Mimarlar Odası Başkanı Kim Skaara, Türkiye’ye ilk defa geldiğini belirterek, kendi ülkesinden Türkiye’ye mesaj getirdiğini söyledi. 4000 kişilik bir mimar ailesini temsilen burada olduğunu ifade eden Skaara, mimarların kent ve insan ile ilgili sorunları çözmede anahtar olduklarını belirtti.

Moderatör Skavang, hem siyasetçilerin, hem de müşterilerin sürdürülebilir ve kaliteli projeler için ikna edilmesinin önemine değinerek, konuşmacılara bunun nasıl gerçekleşebileceğini sordu.

“Uzun vadede bir şeyler yapmak”

Akpınar, mimari ve kentsel tasarımda kaliteli projelerin yapılmasının sadece maliyet değil, isteklerin yavaşlaması ile de ilgili olduğunu söyledi. “Bir şehri modernleştirmek için nasıl bir hızda hareket edilmesi” gerektiğini soran Akpınar, Türkiye’de hükümet ve yatırımcıların da olduğu büyük bir grubun hızlı bir değişimin peşinde olduğunu belirtti.
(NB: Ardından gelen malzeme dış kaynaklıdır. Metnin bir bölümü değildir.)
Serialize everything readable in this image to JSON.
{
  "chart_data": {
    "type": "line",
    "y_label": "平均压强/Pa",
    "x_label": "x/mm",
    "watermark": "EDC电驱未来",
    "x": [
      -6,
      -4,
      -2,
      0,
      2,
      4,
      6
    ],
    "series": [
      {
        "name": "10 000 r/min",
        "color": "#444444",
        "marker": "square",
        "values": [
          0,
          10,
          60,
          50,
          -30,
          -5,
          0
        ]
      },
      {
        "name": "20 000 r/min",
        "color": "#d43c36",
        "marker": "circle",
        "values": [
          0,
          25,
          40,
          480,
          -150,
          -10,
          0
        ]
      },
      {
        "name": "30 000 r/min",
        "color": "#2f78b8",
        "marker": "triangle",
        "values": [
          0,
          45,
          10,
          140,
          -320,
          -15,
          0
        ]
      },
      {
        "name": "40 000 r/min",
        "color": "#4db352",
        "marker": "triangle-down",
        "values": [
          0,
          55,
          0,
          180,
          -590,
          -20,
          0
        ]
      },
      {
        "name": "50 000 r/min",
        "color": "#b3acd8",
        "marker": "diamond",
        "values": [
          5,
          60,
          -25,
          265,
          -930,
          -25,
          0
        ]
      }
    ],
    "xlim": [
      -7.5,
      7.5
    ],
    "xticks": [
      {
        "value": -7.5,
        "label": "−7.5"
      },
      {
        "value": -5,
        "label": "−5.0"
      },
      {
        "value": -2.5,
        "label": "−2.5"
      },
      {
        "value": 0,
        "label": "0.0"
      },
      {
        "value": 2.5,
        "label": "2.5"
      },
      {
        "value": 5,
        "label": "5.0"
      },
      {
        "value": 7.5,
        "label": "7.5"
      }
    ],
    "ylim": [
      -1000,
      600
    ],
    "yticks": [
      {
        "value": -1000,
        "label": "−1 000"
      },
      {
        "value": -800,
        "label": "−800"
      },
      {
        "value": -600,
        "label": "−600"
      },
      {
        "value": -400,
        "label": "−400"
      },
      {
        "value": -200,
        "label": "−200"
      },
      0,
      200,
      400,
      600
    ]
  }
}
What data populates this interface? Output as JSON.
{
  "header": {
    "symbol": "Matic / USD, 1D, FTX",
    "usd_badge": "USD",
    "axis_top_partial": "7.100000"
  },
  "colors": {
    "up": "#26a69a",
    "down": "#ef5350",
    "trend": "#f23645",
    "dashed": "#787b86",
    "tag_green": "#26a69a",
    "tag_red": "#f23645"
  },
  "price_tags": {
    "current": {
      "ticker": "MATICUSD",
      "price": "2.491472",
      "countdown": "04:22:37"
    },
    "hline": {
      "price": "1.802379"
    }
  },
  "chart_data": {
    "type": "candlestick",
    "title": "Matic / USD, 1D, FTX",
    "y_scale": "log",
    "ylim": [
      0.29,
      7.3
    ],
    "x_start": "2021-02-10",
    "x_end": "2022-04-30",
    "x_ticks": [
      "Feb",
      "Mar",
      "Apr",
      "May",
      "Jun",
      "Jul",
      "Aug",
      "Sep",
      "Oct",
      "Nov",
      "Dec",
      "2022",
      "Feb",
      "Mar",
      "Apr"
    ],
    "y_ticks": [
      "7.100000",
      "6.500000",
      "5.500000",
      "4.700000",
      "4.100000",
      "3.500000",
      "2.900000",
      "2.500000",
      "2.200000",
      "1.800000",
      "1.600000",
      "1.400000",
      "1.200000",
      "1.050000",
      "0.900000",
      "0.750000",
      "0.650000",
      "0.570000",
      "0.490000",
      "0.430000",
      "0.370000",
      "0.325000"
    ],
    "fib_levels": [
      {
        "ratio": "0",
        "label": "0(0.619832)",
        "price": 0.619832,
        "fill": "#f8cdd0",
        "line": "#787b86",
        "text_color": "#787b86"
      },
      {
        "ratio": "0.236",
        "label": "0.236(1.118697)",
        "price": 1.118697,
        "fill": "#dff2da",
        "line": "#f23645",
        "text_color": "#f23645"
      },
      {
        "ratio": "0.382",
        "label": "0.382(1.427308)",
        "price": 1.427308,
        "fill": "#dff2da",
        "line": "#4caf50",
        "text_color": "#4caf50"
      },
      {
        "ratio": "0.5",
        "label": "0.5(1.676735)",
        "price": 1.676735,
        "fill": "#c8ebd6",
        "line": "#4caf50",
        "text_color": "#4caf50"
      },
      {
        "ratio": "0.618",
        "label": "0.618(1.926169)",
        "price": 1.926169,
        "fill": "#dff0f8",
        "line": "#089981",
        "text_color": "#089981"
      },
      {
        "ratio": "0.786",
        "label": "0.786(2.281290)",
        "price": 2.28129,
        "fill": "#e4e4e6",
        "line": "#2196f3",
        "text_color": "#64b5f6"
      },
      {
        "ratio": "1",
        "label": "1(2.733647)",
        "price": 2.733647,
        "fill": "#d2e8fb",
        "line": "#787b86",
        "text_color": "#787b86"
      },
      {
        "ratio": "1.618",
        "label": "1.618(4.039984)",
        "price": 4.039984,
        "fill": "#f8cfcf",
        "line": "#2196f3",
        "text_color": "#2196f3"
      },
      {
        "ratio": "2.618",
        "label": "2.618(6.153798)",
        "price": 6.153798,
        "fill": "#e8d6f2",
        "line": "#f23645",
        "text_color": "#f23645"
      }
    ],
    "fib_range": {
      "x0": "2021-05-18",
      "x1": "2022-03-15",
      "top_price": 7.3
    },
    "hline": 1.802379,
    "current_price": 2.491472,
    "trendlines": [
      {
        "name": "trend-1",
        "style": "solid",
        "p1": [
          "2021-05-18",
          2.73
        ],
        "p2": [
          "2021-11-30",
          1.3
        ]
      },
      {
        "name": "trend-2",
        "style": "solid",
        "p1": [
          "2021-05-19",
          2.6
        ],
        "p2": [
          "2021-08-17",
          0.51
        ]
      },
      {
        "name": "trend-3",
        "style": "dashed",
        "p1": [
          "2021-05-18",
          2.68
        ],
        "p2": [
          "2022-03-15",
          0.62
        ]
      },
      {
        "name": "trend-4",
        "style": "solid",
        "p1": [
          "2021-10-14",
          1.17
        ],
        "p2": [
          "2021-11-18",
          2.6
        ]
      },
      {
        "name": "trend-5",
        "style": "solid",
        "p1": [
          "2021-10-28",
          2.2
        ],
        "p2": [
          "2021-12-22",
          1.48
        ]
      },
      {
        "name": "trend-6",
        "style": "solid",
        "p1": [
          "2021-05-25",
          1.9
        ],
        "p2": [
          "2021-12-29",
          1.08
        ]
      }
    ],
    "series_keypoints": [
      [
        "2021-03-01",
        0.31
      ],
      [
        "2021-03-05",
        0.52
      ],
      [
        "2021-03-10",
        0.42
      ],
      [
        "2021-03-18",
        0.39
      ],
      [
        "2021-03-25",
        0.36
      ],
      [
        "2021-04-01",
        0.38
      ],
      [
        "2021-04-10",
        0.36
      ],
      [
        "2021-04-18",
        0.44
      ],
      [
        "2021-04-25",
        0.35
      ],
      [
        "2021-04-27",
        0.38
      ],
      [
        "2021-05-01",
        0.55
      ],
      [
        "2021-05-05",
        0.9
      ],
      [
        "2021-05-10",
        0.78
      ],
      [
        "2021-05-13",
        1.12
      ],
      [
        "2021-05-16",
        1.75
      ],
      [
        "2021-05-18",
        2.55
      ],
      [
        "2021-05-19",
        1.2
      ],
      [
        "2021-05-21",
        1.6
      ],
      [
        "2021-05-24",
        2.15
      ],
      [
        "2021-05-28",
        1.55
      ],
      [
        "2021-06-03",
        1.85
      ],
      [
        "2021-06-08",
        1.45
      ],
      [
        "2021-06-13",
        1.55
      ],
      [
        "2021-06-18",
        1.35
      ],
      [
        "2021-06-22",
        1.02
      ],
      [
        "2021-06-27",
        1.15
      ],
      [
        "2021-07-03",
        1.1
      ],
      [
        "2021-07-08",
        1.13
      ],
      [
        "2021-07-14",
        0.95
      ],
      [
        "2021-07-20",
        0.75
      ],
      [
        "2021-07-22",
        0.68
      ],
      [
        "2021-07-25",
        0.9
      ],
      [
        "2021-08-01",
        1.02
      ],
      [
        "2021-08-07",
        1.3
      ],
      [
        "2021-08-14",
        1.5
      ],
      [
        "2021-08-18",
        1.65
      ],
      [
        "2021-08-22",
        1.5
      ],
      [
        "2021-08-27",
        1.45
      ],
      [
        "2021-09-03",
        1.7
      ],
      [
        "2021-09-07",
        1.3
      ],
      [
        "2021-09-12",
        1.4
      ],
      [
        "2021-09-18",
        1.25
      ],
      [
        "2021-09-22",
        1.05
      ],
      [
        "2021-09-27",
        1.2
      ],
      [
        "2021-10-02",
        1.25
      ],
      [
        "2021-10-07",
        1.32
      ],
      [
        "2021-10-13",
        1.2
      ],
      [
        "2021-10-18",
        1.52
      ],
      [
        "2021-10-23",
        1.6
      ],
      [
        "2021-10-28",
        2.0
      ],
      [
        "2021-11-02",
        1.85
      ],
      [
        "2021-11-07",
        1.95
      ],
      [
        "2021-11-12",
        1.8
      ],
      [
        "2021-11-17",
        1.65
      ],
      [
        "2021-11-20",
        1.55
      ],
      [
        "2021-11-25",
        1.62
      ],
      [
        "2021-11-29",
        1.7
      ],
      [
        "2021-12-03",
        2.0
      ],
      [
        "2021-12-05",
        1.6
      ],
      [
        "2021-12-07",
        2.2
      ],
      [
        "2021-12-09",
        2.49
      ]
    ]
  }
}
Akpınar, sürecin yavaşlatılması gerektiğine vurgu yaparak, “Yüksek kalitede mimari ile uzun vadede bir şeyler yapmak gerekiyor” dedi.

“Türkiye ilginç bir Pazar”

Moderatör Skavang, Türkiye’yi ilginç bir Pazar olarak gördükleri için geldiklerini belirterek, Türkiye ile iklim değişikliği, insanların yer değiştirmesi gibi benzer sorunları yaşadıklarını belirtti. Stoknes, felsefelerinin ‘kendi deneyimlerini ve uzmanlıklarını diğerleri ile paylaşmak’ olduğuna vurgu yaparak, “Başka ülkelerle işbirliği yapmak istiyoruz. Türkiye’nin bize vereceği çok şey var” şeklinde konuştu. Moderatör, konuşmacılar Türkiye pazarına nasıl girebileceklerini sordu.

“Türk mimarlar siyasetçiyi zorlamalı”

Skaara, bu anlamda mimarlığın yeniden tanımlanması gerektiğini belirterek, “geliştiricileri güçlendirmek lazım” dedi. Her şeyi siyasetin belirlediğinin altını çizen Skaara, Türk mimarlarının karar verici konumda olan siyasetçiyi ve mütahhitleri zorlaması gerektiğini belirtti.

“Kentsel sorunlar İstanbul’da göz ardı ediliyor”

Akpınar, işbirliği açısından dürüst ve net olunması gerektiğine vurgu yaparak, Türkiye’de siyasetçilerin ve ekonomistlerin büyük, yükselen, parlak İstanbul’a odaklı olduğunu söyledi. Akpınar, kentsel sorunların İstanbul’da göz ardı edildiğini ifade ederek, “Kentsel ve doğal kaynaklarımızı daha nereye kadar kötü kullanabiliriz?” diye sordu. Akpınar Norveç’in mimari projelere sürdürülebilirlik ölçeğinde ve tutku ile yaklaştığını belirterek, birlikte entegre bir plan yapılması gerektiğinin önemine vurgu yaptı. Akpınar, “Ortaklık, İstanbul geleceği parlak fikirlerin doğmasına yol açabilir” dedi.

Kim Skaara ise karşılaşılan zorlukların acı verici olabileceğini ifade ederek, işbirliğinin önemine değindi.